Llama la atención el que un funcionario estadunidense haya presentado como intervencionista sin usar precisamente ese término el acuerdo casi unánime de la Organización de Estados Amercanos (OEA) contrario a la ley Helms-Burton. Llama la atención, porque precisamente esa ley es la más reciente muestra de intervencionismo.
Esa ley sanciona a empresas de terceros países que comercien con Cuba, o inviertan en ella, bajo ciertas condiciones. Pretende imponerse, siendo una ley interna de Estados Unidos, a cuestiones que en todo caso están en el ámbito de las relaciones entre Inglaterra y Cuba, entre Canadá y Cuba, entre México y Cuba, etcétera... De por sí las medidas recientes y anteriores, aun si sólo afectaran a Cuba que no es el caso de ahora, serían intervencionistas al pretender imponer a un país las decisiones de otro. Con mayor razón lo es una medida que, de paso, pretende llevarse entre las patas a todo el que andaba pasando por allí. De ahí que, por primera vez en la historia de la OEA, al menos hasta donde tengo presente, haya habido una votación contraria a una medida adoptada en Estados Unidos, con el único voto en contra de la representación de este mismo país. Es más, incluso dentro de Estados Unidos, la línea del actual gobierno había sido de una mayor apertura en las relaciones con Cuba, y el viraje a firmar la citada ley, después de haberla criticado, fue reciente. El pretexto fue el derribo de naves que llegaron a Cuba a lanzar volantes, o algo así, pero el contexto muestra que el viraje no sólo se da en lo de Cuba, sino por ejemplo en el trato a los migrantes, y que todo ello se explica por la coyuntura electoral del vecino país. Ojalá que pasada esa coyuntura pueda volverse al cauce de una relación más respetuosa.
Para México y los mexicanos esta experiencia no sólo vale en la forma más inmediata y evidente, de buscar defenderse de los efectos de esa medida y evitar que se nos impongan directrices contrarias a nuestro propio interés, además de afectar a otros. Es obvio que esas medidas defensivas son correctas. Pero, además, es un hecho que la amenaza de esa ley, desde antes de que entre en vigor, ya logró que cediera Cementos Mexicanos (Cemex), cuarta empresa cementera del mundo. Vale la pena pensar un poco más sobre lo que hasta hace poco se consideraron verdades absolutas, tomando la globalización como pretexto para suprimir por lo menos algunas de las expresiones de nuestra identidad nacional.

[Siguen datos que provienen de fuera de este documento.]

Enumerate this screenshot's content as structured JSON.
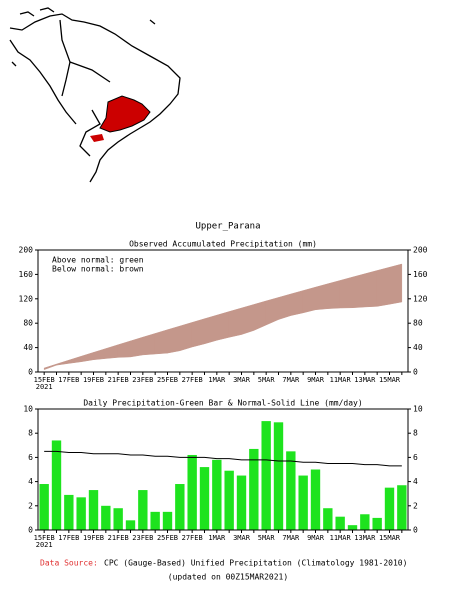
{
  "title": "Upper_Parana",
  "footer": {
    "source_label": "Data Source:",
    "source_text": "CPC (Gauge-Based) Unified Precipitation (Climatology 1981-2010)",
    "updated": "(updated on 00Z15MAR2021)"
  },
  "chart_data": [
    {
      "type": "area",
      "title": "Observed Accumulated Precipitation (mm)",
      "legend_text": [
        "Above normal: green",
        "Below normal: brown"
      ],
      "above_color": "#00ff00",
      "below_color": "#c4978b",
      "categories": [
        "15FEB",
        null,
        "17FEB",
        null,
        "19FEB",
        null,
        "21FEB",
        null,
        "23FEB",
        null,
        "25FEB",
        null,
        "27FEB",
        null,
        "1MAR",
        null,
        "3MAR",
        null,
        "5MAR",
        null,
        "7MAR",
        null,
        "9MAR",
        null,
        "11MAR",
        null,
        "13MAR",
        null,
        "15MAR",
        null
      ],
      "year": "2021",
      "observed": [
        3.8,
        11.2,
        14.1,
        16.8,
        20.1,
        22.1,
        23.9,
        24.7,
        28,
        29.5,
        31,
        34.8,
        41,
        46.2,
        52,
        56.9,
        61.4,
        68.1,
        77.1,
        86,
        92.5,
        97,
        102,
        103.8,
        104.9,
        105.3,
        106.6,
        107.6,
        111.1,
        114.8
      ],
      "normal": [
        6.5,
        13,
        19.4,
        25.8,
        32.1,
        38.4,
        44.7,
        50.9,
        57.1,
        63.2,
        69.3,
        75.3,
        81.3,
        87.3,
        93.2,
        99.1,
        104.9,
        110.7,
        116.5,
        122.2,
        127.9,
        133.5,
        139.1,
        144.6,
        150.1,
        155.6,
        161,
        166.4,
        171.7,
        177
      ],
      "ylim": [
        0,
        200
      ],
      "yticks": [
        0,
        40,
        80,
        120,
        160,
        200
      ]
    },
    {
      "type": "bar",
      "title": "Daily Precipitation-Green Bar & Normal-Solid Line (mm/day)",
      "categories": [
        "15FEB",
        null,
        "17FEB",
        null,
        "19FEB",
        null,
        "21FEB",
        null,
        "23FEB",
        null,
        "25FEB",
        null,
        "27FEB",
        null,
        "1MAR",
        null,
        "3MAR",
        null,
        "5MAR",
        null,
        "7MAR",
        null,
        "9MAR",
        null,
        "11MAR",
        null,
        "13MAR",
        null,
        "15MAR",
        null
      ],
      "year": "2021",
      "bar_color": "#1ee31e",
      "line_color": "#000000",
      "values": [
        3.8,
        7.4,
        2.9,
        2.7,
        3.3,
        2.0,
        1.8,
        0.8,
        3.3,
        1.5,
        1.5,
        3.8,
        6.2,
        5.2,
        5.8,
        4.9,
        4.5,
        6.7,
        9.0,
        8.9,
        6.5,
        4.5,
        5.0,
        1.8,
        1.1,
        0.4,
        1.3,
        1.0,
        3.5,
        3.7
      ],
      "normal": [
        6.5,
        6.5,
        6.4,
        6.4,
        6.3,
        6.3,
        6.3,
        6.2,
        6.2,
        6.1,
        6.1,
        6.0,
        6.0,
        6.0,
        5.9,
        5.9,
        5.8,
        5.8,
        5.8,
        5.7,
        5.7,
        5.6,
        5.6,
        5.5,
        5.5,
        5.5,
        5.4,
        5.4,
        5.3,
        5.3
      ],
      "ylim": [
        0,
        10
      ],
      "yticks": [
        0,
        2,
        4,
        6,
        8,
        10
      ]
    }
  ]
}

Con el Tratado de Libre Comercio y otras acciones de apertura económica, se llegó a decir que la defensa de la identidad nacional debía confinarse a los planos de la cultura, del lenguaje y tal vez otros, porque la economía ya estaba globalizada y en ella no había nada que hacer al respecto. Experiencias como la presente deben motivarnos a reflexionar sobre esto.
No se trata de encerrarnos, como luego se dice como si fuera la única otra posibilidad, en una muralla china y aislarnos. Las murallas ahora se construyen desde el norte, en la frontera. Pero sí debemos comprender que nuestra economía y nuestra planta productiva deben depender, ante todo, de nuestro mercado interno. Ese mercado interno, cuando ha estado sano, ha sido incluso un gran atractivo para la inversión extranjera. Está bien exportar los excedentes, pero que la exportación no sea una fuente de dependencia, a través de la cual se nos imponga toda una política.
Una política económica que privilegia exclusivamente al sector exportador, mientras que el mercado interno sigue deprimido, no funciona en el mundo verdaderamente actual. Somos demasiados para ser un país maquilador, y no sólo en número de personas. Somos una nación demasiado integrada como tal, con una identidad demasiado sólida. Por un lado, 90 millones de mexicanos no vivimos de la maquila. Por otro, este país tiene una existencia propia, no sólo en lo social, en lo cultural, en lo político, sino también en lo económico. Cierto es que la apertura económica inmoderada ha terminado con miles de empresas, pero no ha anulado la existencia económica propia de este país.